Beranda Cerpen Kembang Api di Perantauan

[DETaR] Kembang Api di Perantauan

BERBAGI
Ilustrasi. (Badriatul Istiqomah/DETaK)

Cerpen | DETaK

Hari ini adalah hari terakhir puasa di bulan ramadhan, sebelum masuk lebaran esoknya, dan Madan, masih berdiam diri di kosan sebab cuaca di luar rasanya kian kering seperti panas di sahara. kipas angin yang berdelik kanan-kiri di kamarnya tidak lantas menyejukkan hati dan nasibnya yang kerontang.

Hah.. pupus sudah harapan mahasiswa perantau baru itu untuk bisa pulang mudik berhari raya dengan keluarganya. Ia paham, mak dan abah tidak mungkin harus mengeluarkan puluhan juta untuk biaya pulang-pergi anaknya dari Banda Aceh ke Natuna. Ah, entah sejak kapan juga, tiket kapal terbang dari rantauannya ini menjadi setara harga perjalanan ke Amerika sana. Memangnya Aceh ini negara lain apa ya? pikirnya. Tapi begitulah, walau kesal sekalipun, dirinya tidak punya pilihan lain selain ikhlas dan sabar menerima. Bahwa lebaran tahun ini, sudah pasti ia rayakan sederhana, sendirian di kosan saja.

Iklan Souvenir DETaK

Bau rempah-rempah khas masakan Aceh sekelebat mampir ke kamarnya. Asalnya mungkin dari ibu kos dan menantunya yang sedang masak besar bersama.
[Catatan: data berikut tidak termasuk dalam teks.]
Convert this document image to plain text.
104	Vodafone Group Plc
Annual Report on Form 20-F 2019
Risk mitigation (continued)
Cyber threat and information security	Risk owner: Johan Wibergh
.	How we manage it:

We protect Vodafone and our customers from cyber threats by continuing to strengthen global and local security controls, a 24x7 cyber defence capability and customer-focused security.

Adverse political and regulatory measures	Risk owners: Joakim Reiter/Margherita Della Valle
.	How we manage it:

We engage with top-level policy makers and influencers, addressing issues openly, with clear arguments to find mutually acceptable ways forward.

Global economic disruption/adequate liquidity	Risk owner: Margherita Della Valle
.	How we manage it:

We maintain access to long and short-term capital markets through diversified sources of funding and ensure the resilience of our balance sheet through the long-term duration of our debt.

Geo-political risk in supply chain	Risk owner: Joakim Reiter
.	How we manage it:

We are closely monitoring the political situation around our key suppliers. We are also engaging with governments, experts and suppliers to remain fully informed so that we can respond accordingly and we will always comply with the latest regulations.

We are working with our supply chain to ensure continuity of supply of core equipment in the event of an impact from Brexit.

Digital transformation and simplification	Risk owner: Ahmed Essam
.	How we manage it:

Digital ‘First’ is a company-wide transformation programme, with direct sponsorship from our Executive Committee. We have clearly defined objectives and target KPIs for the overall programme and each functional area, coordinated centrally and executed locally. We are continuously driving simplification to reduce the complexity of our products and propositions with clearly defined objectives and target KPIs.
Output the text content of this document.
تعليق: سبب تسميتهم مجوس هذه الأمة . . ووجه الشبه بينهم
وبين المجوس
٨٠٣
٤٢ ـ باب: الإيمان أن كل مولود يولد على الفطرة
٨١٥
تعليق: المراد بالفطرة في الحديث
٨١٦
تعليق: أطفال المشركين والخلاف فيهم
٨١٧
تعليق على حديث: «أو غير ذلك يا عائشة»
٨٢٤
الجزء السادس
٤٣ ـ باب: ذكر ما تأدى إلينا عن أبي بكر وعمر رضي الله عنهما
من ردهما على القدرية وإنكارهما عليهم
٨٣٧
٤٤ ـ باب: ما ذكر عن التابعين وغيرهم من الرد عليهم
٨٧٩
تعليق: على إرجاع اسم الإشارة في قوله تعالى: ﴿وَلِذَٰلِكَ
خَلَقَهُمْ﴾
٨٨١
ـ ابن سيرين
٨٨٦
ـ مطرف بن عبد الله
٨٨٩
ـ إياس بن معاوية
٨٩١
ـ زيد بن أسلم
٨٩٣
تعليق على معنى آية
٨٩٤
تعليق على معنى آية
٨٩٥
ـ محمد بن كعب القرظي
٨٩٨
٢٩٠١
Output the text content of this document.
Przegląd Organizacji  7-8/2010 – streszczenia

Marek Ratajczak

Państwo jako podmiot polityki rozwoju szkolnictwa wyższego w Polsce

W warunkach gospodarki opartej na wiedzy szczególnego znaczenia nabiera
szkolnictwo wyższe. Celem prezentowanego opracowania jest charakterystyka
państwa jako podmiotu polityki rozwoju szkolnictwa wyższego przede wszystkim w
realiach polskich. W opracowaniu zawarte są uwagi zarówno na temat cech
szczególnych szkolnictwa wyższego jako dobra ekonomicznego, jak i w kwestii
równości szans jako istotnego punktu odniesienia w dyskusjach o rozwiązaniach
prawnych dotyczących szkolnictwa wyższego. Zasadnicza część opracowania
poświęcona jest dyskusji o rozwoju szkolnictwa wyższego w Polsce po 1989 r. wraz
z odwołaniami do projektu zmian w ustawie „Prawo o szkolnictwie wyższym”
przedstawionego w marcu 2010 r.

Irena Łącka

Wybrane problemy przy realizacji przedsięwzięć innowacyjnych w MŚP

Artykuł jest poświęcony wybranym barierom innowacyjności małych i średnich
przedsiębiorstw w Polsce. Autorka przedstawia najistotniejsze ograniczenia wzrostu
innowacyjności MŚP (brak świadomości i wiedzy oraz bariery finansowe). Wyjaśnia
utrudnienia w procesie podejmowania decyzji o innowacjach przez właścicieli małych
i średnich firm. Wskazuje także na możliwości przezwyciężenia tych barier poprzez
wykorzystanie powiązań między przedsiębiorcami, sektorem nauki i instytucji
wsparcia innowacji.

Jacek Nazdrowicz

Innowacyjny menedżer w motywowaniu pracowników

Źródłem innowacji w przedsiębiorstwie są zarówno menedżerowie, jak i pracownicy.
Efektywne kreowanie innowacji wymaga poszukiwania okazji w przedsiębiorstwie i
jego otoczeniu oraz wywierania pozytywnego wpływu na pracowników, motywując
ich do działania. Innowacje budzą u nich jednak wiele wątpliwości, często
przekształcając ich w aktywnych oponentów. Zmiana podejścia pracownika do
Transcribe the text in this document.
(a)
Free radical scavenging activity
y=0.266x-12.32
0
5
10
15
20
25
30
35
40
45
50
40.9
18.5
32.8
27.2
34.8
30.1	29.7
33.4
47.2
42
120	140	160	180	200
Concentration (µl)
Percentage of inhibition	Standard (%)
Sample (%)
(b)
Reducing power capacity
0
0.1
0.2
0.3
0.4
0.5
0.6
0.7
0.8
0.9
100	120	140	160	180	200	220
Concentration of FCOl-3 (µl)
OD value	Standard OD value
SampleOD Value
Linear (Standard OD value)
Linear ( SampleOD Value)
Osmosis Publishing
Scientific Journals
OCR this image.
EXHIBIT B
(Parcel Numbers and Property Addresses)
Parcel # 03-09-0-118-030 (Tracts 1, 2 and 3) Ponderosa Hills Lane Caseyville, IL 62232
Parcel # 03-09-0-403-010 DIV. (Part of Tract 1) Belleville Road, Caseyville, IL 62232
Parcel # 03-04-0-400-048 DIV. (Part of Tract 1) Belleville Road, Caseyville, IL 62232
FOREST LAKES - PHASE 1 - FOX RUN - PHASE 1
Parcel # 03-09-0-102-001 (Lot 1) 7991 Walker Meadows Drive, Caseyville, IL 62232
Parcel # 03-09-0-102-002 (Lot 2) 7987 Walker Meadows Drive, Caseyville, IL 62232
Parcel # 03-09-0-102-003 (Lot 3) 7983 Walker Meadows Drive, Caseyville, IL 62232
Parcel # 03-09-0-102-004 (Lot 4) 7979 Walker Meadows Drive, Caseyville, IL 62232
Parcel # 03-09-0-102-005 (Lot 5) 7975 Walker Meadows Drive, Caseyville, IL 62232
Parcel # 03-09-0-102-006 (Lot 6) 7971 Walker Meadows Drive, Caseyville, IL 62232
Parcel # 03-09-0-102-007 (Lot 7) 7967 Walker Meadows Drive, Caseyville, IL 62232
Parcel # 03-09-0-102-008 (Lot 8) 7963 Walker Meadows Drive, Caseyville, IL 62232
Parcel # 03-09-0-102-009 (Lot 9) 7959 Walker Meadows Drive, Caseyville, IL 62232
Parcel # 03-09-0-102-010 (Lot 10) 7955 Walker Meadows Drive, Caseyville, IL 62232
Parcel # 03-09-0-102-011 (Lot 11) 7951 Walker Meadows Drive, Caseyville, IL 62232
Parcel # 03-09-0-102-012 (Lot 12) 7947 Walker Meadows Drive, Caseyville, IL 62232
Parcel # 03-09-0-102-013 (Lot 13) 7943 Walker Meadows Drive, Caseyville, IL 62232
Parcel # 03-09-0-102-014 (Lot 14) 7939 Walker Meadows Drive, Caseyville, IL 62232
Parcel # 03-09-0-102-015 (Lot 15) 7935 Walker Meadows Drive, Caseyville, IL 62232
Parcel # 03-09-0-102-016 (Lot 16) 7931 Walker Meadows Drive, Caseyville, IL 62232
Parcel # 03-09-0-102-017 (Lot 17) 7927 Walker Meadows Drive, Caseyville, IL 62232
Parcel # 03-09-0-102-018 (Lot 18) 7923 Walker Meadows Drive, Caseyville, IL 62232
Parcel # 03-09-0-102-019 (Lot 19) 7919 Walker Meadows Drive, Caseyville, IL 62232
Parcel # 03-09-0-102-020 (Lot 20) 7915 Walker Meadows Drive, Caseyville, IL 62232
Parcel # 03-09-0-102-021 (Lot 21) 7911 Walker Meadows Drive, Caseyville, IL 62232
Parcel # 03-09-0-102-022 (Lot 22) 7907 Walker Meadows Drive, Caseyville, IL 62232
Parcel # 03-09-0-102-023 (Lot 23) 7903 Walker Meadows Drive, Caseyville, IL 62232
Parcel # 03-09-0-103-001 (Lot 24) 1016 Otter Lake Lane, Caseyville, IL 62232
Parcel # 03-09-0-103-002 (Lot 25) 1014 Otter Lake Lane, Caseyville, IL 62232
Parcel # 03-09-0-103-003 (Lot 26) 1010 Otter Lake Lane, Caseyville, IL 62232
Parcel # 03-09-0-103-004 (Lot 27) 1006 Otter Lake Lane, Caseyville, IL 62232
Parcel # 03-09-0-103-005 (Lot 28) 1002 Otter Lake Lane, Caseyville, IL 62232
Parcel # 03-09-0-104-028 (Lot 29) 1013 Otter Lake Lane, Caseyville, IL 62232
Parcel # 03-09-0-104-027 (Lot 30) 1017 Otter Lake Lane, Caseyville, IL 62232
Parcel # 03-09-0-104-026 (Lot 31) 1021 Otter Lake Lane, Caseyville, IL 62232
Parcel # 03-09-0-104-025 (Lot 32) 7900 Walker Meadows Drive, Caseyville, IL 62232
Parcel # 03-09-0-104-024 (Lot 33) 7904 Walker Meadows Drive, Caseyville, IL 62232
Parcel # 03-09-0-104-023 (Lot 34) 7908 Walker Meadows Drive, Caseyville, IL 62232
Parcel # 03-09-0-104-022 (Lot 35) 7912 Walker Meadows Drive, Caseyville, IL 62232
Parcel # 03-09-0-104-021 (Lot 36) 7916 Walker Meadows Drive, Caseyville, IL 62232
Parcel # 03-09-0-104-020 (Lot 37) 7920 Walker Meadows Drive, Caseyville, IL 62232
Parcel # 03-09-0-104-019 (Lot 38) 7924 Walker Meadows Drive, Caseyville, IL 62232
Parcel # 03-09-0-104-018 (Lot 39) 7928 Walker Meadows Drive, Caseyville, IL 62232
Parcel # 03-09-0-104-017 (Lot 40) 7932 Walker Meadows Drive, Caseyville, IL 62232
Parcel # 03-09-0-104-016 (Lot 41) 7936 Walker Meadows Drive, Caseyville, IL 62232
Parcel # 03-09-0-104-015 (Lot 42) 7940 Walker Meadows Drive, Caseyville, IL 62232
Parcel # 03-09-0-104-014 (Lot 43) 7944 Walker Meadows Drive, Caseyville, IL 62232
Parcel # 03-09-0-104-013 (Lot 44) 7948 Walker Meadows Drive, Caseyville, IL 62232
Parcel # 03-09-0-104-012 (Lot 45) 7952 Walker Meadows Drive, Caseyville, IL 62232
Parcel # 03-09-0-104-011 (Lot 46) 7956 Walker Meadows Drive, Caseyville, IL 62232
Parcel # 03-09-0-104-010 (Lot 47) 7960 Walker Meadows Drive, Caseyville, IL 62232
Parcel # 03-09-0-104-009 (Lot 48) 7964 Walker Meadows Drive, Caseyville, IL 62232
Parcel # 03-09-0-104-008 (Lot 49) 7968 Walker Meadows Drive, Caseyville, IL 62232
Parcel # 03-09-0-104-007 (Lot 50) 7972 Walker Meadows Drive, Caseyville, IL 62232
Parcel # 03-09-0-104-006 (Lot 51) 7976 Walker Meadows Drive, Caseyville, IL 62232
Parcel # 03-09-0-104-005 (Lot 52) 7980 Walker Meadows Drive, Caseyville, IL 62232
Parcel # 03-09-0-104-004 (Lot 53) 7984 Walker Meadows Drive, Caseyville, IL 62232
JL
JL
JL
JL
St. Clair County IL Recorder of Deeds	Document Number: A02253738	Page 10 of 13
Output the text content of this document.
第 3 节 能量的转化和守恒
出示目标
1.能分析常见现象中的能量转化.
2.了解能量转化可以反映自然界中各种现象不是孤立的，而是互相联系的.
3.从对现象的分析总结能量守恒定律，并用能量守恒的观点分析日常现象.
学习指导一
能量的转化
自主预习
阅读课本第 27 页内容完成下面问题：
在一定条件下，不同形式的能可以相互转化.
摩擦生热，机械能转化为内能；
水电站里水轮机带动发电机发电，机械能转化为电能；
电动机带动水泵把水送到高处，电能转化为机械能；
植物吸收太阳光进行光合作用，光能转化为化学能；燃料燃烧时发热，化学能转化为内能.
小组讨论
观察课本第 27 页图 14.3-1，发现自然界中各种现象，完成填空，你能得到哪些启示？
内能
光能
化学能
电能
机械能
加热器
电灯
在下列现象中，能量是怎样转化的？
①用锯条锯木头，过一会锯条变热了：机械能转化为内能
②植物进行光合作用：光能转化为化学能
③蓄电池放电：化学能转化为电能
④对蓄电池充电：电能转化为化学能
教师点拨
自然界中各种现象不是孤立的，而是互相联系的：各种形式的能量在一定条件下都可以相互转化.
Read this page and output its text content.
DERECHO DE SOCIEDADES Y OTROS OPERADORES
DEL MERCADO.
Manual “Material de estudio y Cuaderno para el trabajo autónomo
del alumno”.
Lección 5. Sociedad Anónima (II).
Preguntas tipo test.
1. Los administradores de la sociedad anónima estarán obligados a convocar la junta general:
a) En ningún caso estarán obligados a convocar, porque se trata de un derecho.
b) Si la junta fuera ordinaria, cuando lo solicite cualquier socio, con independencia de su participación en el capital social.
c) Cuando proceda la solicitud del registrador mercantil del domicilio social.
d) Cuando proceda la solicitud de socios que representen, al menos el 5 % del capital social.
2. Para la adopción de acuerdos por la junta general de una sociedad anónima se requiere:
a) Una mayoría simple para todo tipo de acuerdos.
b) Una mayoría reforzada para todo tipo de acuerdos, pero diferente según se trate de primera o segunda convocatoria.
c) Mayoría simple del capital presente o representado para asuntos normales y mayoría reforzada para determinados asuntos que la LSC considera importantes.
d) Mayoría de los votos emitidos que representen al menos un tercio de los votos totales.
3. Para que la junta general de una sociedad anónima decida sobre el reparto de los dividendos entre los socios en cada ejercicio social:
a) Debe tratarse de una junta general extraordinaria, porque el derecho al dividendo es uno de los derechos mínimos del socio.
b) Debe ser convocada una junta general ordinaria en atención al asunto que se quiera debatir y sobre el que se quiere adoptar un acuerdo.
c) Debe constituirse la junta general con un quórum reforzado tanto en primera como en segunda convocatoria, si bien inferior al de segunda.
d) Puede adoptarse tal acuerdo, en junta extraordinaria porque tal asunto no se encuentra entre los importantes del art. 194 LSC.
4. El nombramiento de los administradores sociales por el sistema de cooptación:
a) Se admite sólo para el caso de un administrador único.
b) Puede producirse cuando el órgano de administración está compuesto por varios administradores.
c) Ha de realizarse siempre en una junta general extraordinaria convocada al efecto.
Sayup-sayup, Madan mendengarkan percakapan sang menantu kepada anaknya.

“Abdul, neu cok oen kruet bacut di luaa!”
“ Ida, neu boh oen sike pulot bak santan nyoe siat!”

Entah apa artinya, yang pasti mendengarkan teriakan si ibu membuat Madan bernostalgia pula di masa masa mak menyuruhnya mengurusi lemang. Selalu di setiap menjelang hari raya, Madan dan abah akan bersama sama memanggang lemang, sementara mak membuat kudapan lainnya. Ah.. lagi-lagi dia teringat mak. Madan menarik nafas panjang, ia keluar dari kamar kosannya, memakai sendal dan beranjak pergi mencari takjil. Waktu sudah pukul setengah lima sore, lebih baik baginya bergegas membeli di awal agar tak kena macet di penghujung sore.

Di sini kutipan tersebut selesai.